Inoltre, cani e padroni hanno la possibilità di partecipare a iniziative di pet therapy, socializzazione e attività ludico-sportive.
Presieduta da Fabrizio Calgione, l’associazione ha attualmente sede nel campo di allenamento di Francavilla, nella zona del foro. La Sea Rescue Dog ad oggi collabora con i bagnini degli Angeli del mare,la FISA (Federazione Italiana Salvataggio in Acqua) e la Protezione Civile Eraclea.
Ecco come si svolgono gli addestramenti a terra e in acqua.
“Tramite un addestramento improntato in acqua, con numeri di esercizi determinati tra cane e conduttore, si crea un legame che diventa vitale per il salvataggio” dichiarano dall’associazione. “Spesso l’anello debole è proprio il conduttore, perciò è necessario un allenamento specifico per diventare unità cinofila di salvataggio”.

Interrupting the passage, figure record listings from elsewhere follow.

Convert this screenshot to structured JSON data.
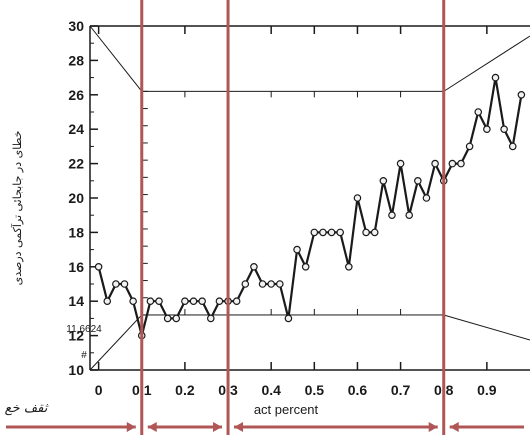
{
  "chart_data": {
    "type": "line",
    "xlabel": "act percent",
    "ylabel": "خطای در جابجائی ترآکمی درصدی",
    "xlim": [
      -0.02,
      1.0
    ],
    "ylim": [
      10,
      30
    ],
    "x_ticks": [
      "0",
      "0.1",
      "0.2",
      "0.3",
      "0.4",
      "0.5",
      "0.6",
      "0.7",
      "0.8",
      "0.9"
    ],
    "y_ticks": [
      "10",
      "12",
      "14",
      "16",
      "18",
      "20",
      "22",
      "24",
      "26",
      "28",
      "30"
    ],
    "annotations": [
      "11.6624",
      "#"
    ],
    "logo_text": "ثقف خع",
    "colors": {
      "line": "#1a1a1a",
      "marker_fill": "#f2f2f2",
      "divider": "#b05656",
      "frame": "#1a1a1a"
    },
    "dividers_x": [
      0.1,
      0.3,
      0.8
    ],
    "inner_box": {
      "x": [
        0.1,
        0.8
      ],
      "y": [
        13.2,
        26.2
      ]
    },
    "series": [
      {
        "x": [
          0,
          0.02,
          0.04,
          0.06,
          0.08,
          0.1,
          0.12,
          0.14,
          0.16,
          0.18,
          0.2,
          0.22,
          0.24,
          0.26,
          0.28,
          0.3,
          0.32,
          0.34,
          0.36,
          0.38,
          0.4,
          0.42,
          0.44,
          0.46,
          0.48,
          0.5,
          0.52,
          0.54,
          0.56,
          0.58,
          0.6,
          0.62,
          0.64,
          0.66,
          0.68,
          0.7,
          0.72,
          0.74,
          0.76,
          0.78,
          0.8,
          0.82,
          0.84,
          0.86,
          0.88,
          0.9,
          0.92,
          0.94,
          0.96,
          0.98
        ],
        "y": [
          16,
          14,
          15,
          15,
          14,
          12,
          14,
          14,
          13,
          13,
          14,
          14,
          14,
          13,
          14,
          14,
          14,
          15,
          16,
          15,
          15,
          15,
          13,
          17,
          16,
          18,
          18,
          18,
          18,
          16,
          20,
          18,
          18,
          21,
          19,
          22,
          19,
          21,
          20,
          22,
          21,
          22,
          22,
          23,
          25,
          24,
          27,
          24,
          23,
          26
        ]
      }
    ]
  }
}
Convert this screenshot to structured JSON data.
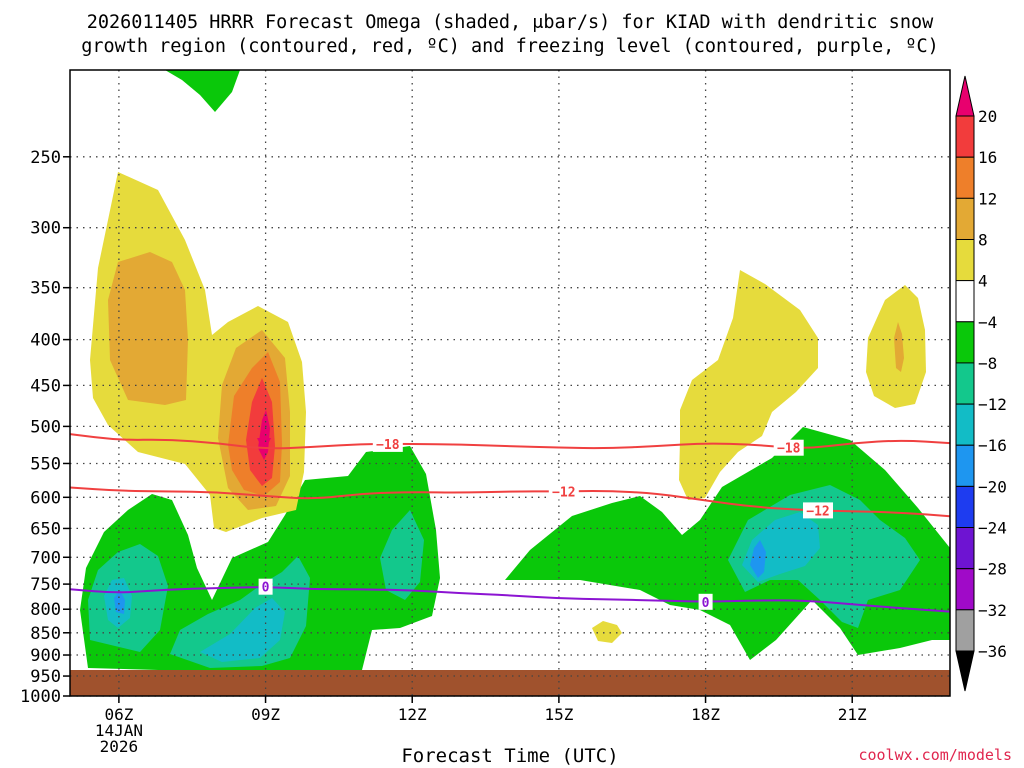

Prima di cominciare con l'addestramento in acqua, i cani cuccioli svolgono un allenamento a terra. Nei periodi estivi, però, sono spesso a contatto con l’acqua per familiarizzare con essa.
“Il vero lavoro ha inizio verso gli otto-nove mesi d’età, con esercizi in acqua, attività di nuoto e di riporto con simulatori e con l’ausilio di baywatch e natanti”.
Un esercizio che può essere cruciale per salvare persone in stato di incoscienza è la “presa al polso”.
Altri esercizi fondamentali da svolgere in acqua sono il salto da un’imbarcazione o il riporto di un gommone con possibile motore e persone a bordo sulla riva; inoltre. il cane imparerà a porgere un salvagente.
Dopo questo addestramento e l’acquisizione del brevetto, sia per il bagnino che per il suo cane, si è pronti per affrontare reali emergenze o essere attivi in spiaggia e garantire la sicurezza di tutti.